Noncompetes can have anticompetitive effects on workers, employers and consumers, said FTC Chairman Andrew Ferguson, adding that the commission would pursue enforcement against agreements that lack a sufficient justification and that have adverse effects. However, he decried the Biden-era FTC’s effort to issue a blanket prohibition as an overreach.
“The Biden administration’s proposed rule was pure lawmaking, was undeniably general in its application, preempted state laws, would have had a massive effect on the nation’s economy and would have enacted a nationwide ban on noncompete agreements that Congress has frequently considered adopting but as always declined to do,” Ferguson said. “Like so many other actions in the Biden administration, it was an unlawful power grab.”
FTC adopted its ban in the form of an April 2024 final rule that was set to take effect later that year.
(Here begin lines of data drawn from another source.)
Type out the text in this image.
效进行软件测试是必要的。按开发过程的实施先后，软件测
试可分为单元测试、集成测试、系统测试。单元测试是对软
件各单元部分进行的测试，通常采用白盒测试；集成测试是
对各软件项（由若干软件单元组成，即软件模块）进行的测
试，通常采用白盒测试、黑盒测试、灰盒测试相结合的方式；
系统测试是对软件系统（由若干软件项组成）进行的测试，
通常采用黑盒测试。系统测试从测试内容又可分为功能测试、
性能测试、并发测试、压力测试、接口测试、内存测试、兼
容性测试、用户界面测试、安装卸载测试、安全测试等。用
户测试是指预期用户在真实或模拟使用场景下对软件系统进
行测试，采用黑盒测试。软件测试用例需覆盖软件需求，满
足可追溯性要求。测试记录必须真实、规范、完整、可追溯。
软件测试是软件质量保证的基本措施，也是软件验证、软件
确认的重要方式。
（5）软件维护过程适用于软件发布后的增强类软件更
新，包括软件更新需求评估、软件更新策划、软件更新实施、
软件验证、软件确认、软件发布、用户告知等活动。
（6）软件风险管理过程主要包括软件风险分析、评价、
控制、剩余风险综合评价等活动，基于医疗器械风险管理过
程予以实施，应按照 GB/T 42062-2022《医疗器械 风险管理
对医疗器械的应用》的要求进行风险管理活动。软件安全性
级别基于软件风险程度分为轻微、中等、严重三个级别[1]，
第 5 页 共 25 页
The ban drew legal challenges from a variety of stakeholders in multiple states, and though the agency prevailed in one lawsuit, the restoration of a Republican majority effectively killed the rule.
In lieu of a similar effort, Ferguson said FTC would take an approach of “education through enforcement,” recognizing that noncompetes may advance some pro-competitive employer interests but that they also must be narrowly tailored to achieve an employer’s goals.
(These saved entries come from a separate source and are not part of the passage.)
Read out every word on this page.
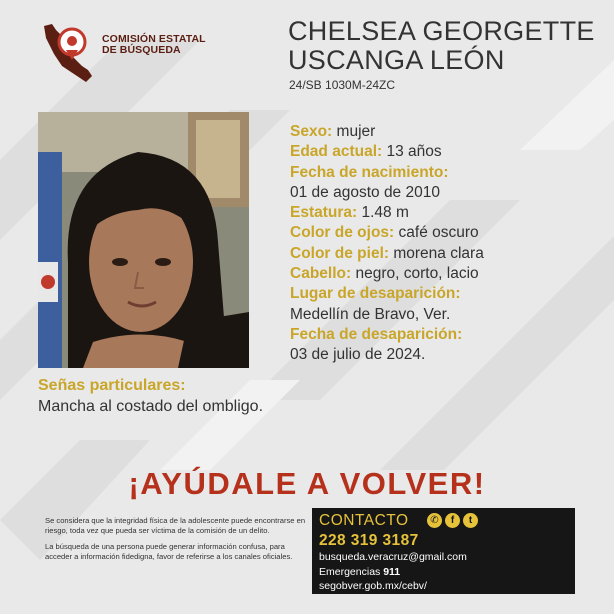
COMISIÓN ESTATAL
DE BÚSQUEDA
CHELSEA GEORGETTE
USCANGA LEÓN
24/SB 1030M-24ZC
Sexo: mujer
Edad actual: 13 años
Fecha de nacimiento:
01 de agosto de 2010
Estatura: 1.48 m
Color de ojos: café oscuro
Color de piel: morena clara
Cabello: negro, corto, lacio
Lugar de desaparición:
Medellín de Bravo, Ver.
Fecha de desaparición:
03 de julio de 2024.
Señas particulares:
Mancha al costado del ombligo.
¡AYÚDALE A VOLVER!

Se considera que la integridad física de la adolescente puede encontrarse en riesgo, toda vez que pueda ser víctima de la comisión de un delito.

La búsqueda de una persona puede generar información confusa, para acceder a información fidedigna, favor de referirse a los canales oficiales.

CONTACTO	✆	f	t
228 319 3187
busqueda.veracruz@gmail.com
Emergencias 911
segobver.gob.mx/cebv/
Ferguson pointed to recent enforcement efforts such as a recently proposed consent order for Gateway Services, Inc., a pet cremation company. FTC had alleged Gateway imposed unlawful noncompetes prohibiting almost all employees from working in the same industry anywhere in the U.S. for up to a year after separation.
“Some will object that this is too piecemeal of an approach to being an effective solution,” he continued. “Maybe they’re right in one sense, but the objection is beside the point.”
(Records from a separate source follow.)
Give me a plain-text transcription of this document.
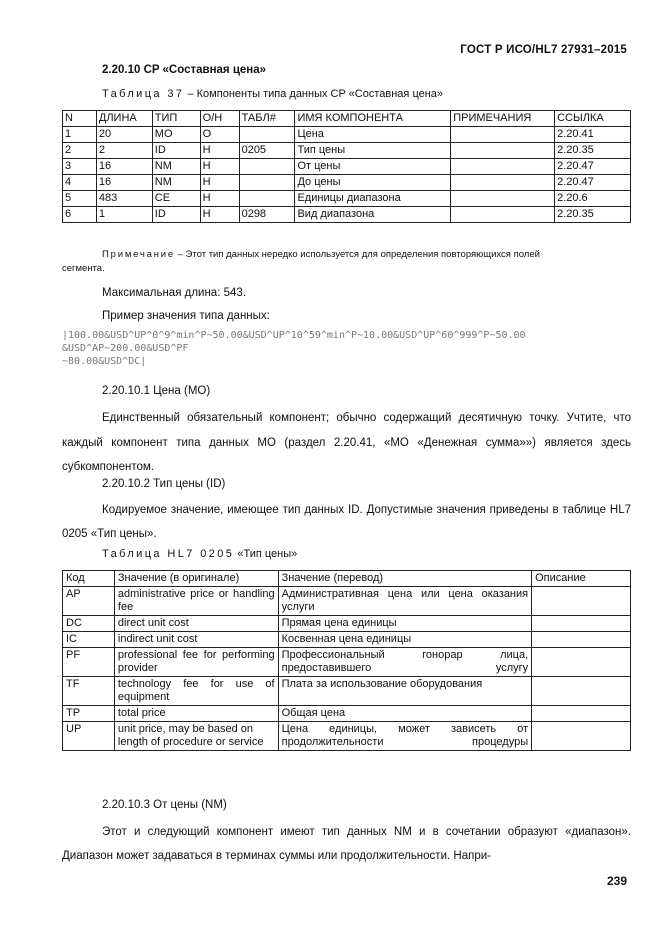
ГОСТ Р ИСО/HL7 27931–2015
2.20.10 CP «Составная цена»
Таблица 37 – Компоненты типа данных CP «Составная цена»
N	ДЛИНА	ТИП	О/Н	ТАБЛ#	ИМЯ КОМПОНЕНТА	ПРИМЕЧАНИЯ	ССЫЛКА
1	20	MO	O		Цена		2.20.41
2	2	ID	H	0205	Тип цены		2.20.35
3	16	NM	H		От цены		2.20.47
4	16	NM	H		До цены		2.20.47
5	483	CE	H		Единицы диапазона		2.20.6
6	1	ID	H	0298	Вид диапазона		2.20.35
Примечание – Этот тип данных нередко используется для определения повторяющихся полей
сегмента.
Максимальная длина: 543.
Пример значения типа данных:
|100.00&USD^UP^0^9^min^P~50.00&USD^UP^10^59^min^P~10.00&USD^UP^60^999^P~50.00
&USD^AP~200.00&USD^PF
~80.00&USD^DC|
2.20.10.1 Цена (MO)
Единственный обязательный компонент; обычно содержащий десятичную точку. Учтите, что каждый компонент типа данных MO (раздел 2.20.41, «MO «Денежная сумма»») является здесь субкомпонентом.
2.20.10.2 Тип цены (ID)
Кодируемое значение, имеющее тип данных ID. Допустимые значения приведены в таблице HL7 0205 «Тип цены».
Таблица HL7 0205 «Тип цены»
Код	Значение (в оригинале)	Значение (перевод)	Описание
AP	administrative price or handling fee	Административная цена или цена оказания услуги	
DC	direct unit cost	Прямая цена единицы	
IC	indirect unit cost	Косвенная цена единицы	
PF	professional fee for performing provider	Профессиональный гонорар лица, предоставившего услугу	
TF	technology fee for use of equipment	Плата за использование оборудования	
TP	total price	Общая цена	
UP	unit price, may be based on length of procedure or service	Цена единицы, может зависеть от продолжительности процедуры	
2.20.10.3 От цены (NM)
Этот и следующий компонент имеют тип данных NM и в сочетании образуют «диапазон». Диапазон может задаваться в терминах суммы или продолжительности. Напри-
239
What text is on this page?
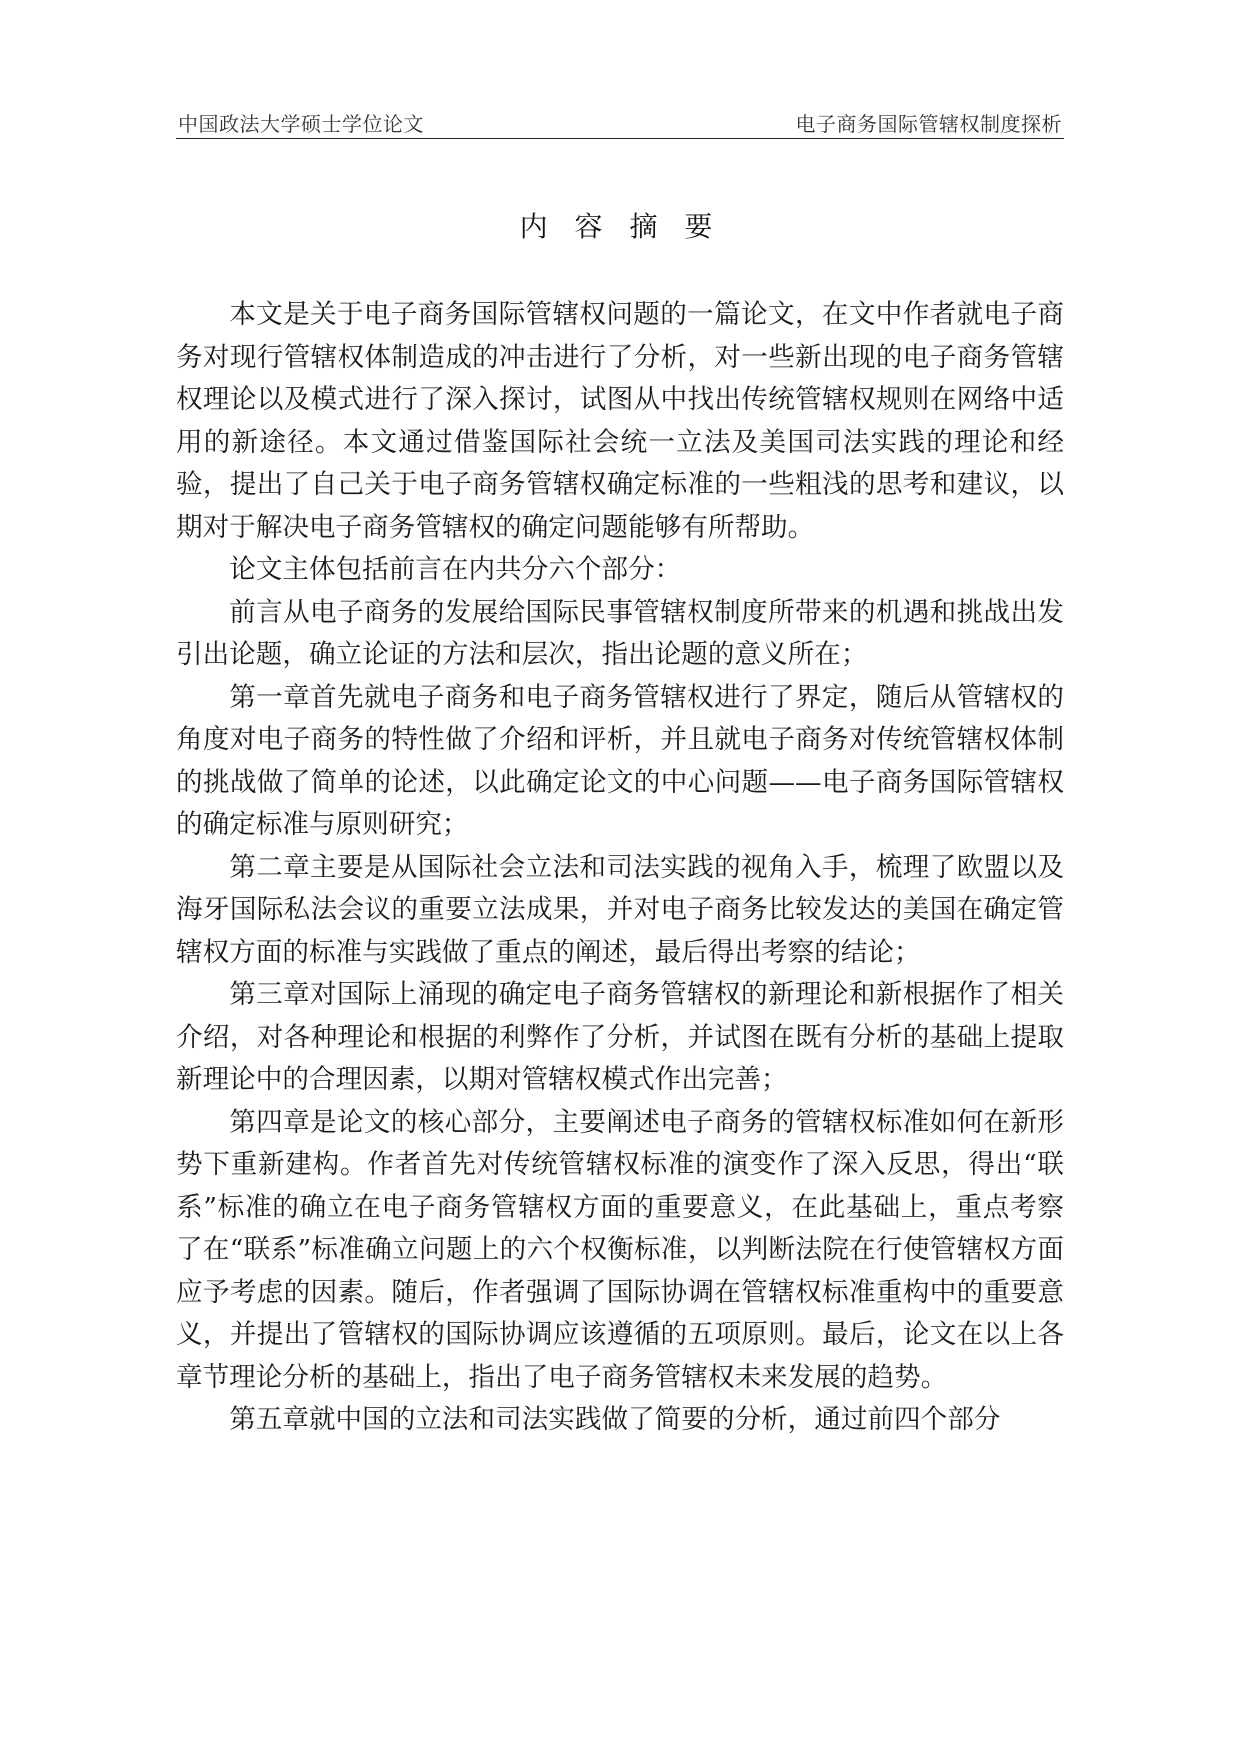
中国政法大学硕士学位论文	电子商务国际管辖权制度探析
内 容 摘 要

本文是关于电子商务国际管辖权问题的一篇论文，在文中作者就电子商务对现行管辖权体制造成的冲击进行了分析，对一些新出现的电子商务管辖权理论以及模式进行了深入探讨，试图从中找出传统管辖权规则在网络中适用的新途径。本文通过借鉴国际社会统一立法及美国司法实践的理论和经验，提出了自己关于电子商务管辖权确定标准的一些粗浅的思考和建议，以期对于解决电子商务管辖权的确定问题能够有所帮助。

论文主体包括前言在内共分六个部分：

前言从电子商务的发展给国际民事管辖权制度所带来的机遇和挑战出发引出论题，确立论证的方法和层次，指出论题的意义所在；

第一章首先就电子商务和电子商务管辖权进行了界定，随后从管辖权的角度对电子商务的特性做了介绍和评析，并且就电子商务对传统管辖权体制的挑战做了简单的论述，以此确定论文的中心问题——电子商务国际管辖权的确定标准与原则研究；

第二章主要是从国际社会立法和司法实践的视角入手，梳理了欧盟以及海牙国际私法会议的重要立法成果，并对电子商务比较发达的美国在确定管辖权方面的标准与实践做了重点的阐述，最后得出考察的结论；

第三章对国际上涌现的确定电子商务管辖权的新理论和新根据作了相关介绍，对各种理论和根据的利弊作了分析，并试图在既有分析的基础上提取新理论中的合理因素，以期对管辖权模式作出完善；

第四章是论文的核心部分，主要阐述电子商务的管辖权标准如何在新形势下重新建构。作者首先对传统管辖权标准的演变作了深入反思，得出“联系”标准的确立在电子商务管辖权方面的重要意义，在此基础上，重点考察了在“联系”标准确立问题上的六个权衡标准，以判断法院在行使管辖权方面应予考虑的因素。随后，作者强调了国际协调在管辖权标准重构中的重要意义，并提出了管辖权的国际协调应该遵循的五项原则。最后，论文在以上各章节理论分析的基础上，指出了电子商务管辖权未来发展的趋势。

第五章就中国的立法和司法实践做了简要的分析，通过前四个部分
Debate on ‘best approach’ continues
Ferguson said the agency lacks the power to issue the kind of blanket rule advocated by its former Democratic leadership. He also argued that the history of U.S. antitrust law cuts against this approach.
Attendees did receive a glimpse into how the commission might approach the agreements moving forward, though. Mark Woodward, an FTC attorney and assistant director of one of its anticompetitive practices divisions, said the adverse effects of noncompetes particularly affect workers who lack bargaining power in their employment relationships.
Even a noncompete limited in geography and time doesn’t rule out potential adverse effects, Woodward said. FTC considers both factors in its analysis, but they are “not necessarily dispositive,” he noted.
Healthcare has been a “particular focus” for FTC, Woodward noted, saying that concerns about anticompetitive noncompetes are “especially significant in healthcare markets,” where the agreements can limit employment options for medical professionals and restrict patients’ choices for selecting where to receive care.
That focus has already appeared in the agency’s enforcement efforts: Ferguson issued multiple warning letters to healthcare employers and staffing firms last year asking them to review their agreements.
But that industry-by-industry approach is not the best method for preventing unlawful agreements, according to John Lettieri, president and CEO of the Economic Innovation Group.
“I would like to see broadly applicable restrictions across the board,” Lettieri said during the event. “The best approach is one that broadly liberates workers to pursue what is best for them.”
FTC attorney’s message to employers: ‘Consider alternatives’
Employers should consider alternatives to noncompetes where possible, Woodward said.
For example, targeted nonsolicitation agreements can protect investments and client relationships, while nondisclosure agreements can protect company information. Fixed-term contracts may provide an alternative to noncompetes where employers desire to protect investments in employee worker training.
Such agreements are often less restrictive than noncompetes and achieve employers’ stated goals better than noncompetes can in the first place, Woodward continued.
Employers with agreements that FTC deems overbroad can expect enforcement activity up to and including litigation, he noted.
“I personally look forward to litigating some cases in this area,” Woodward said. “I like our chances on many of the fact patterns we’ve heard about today.”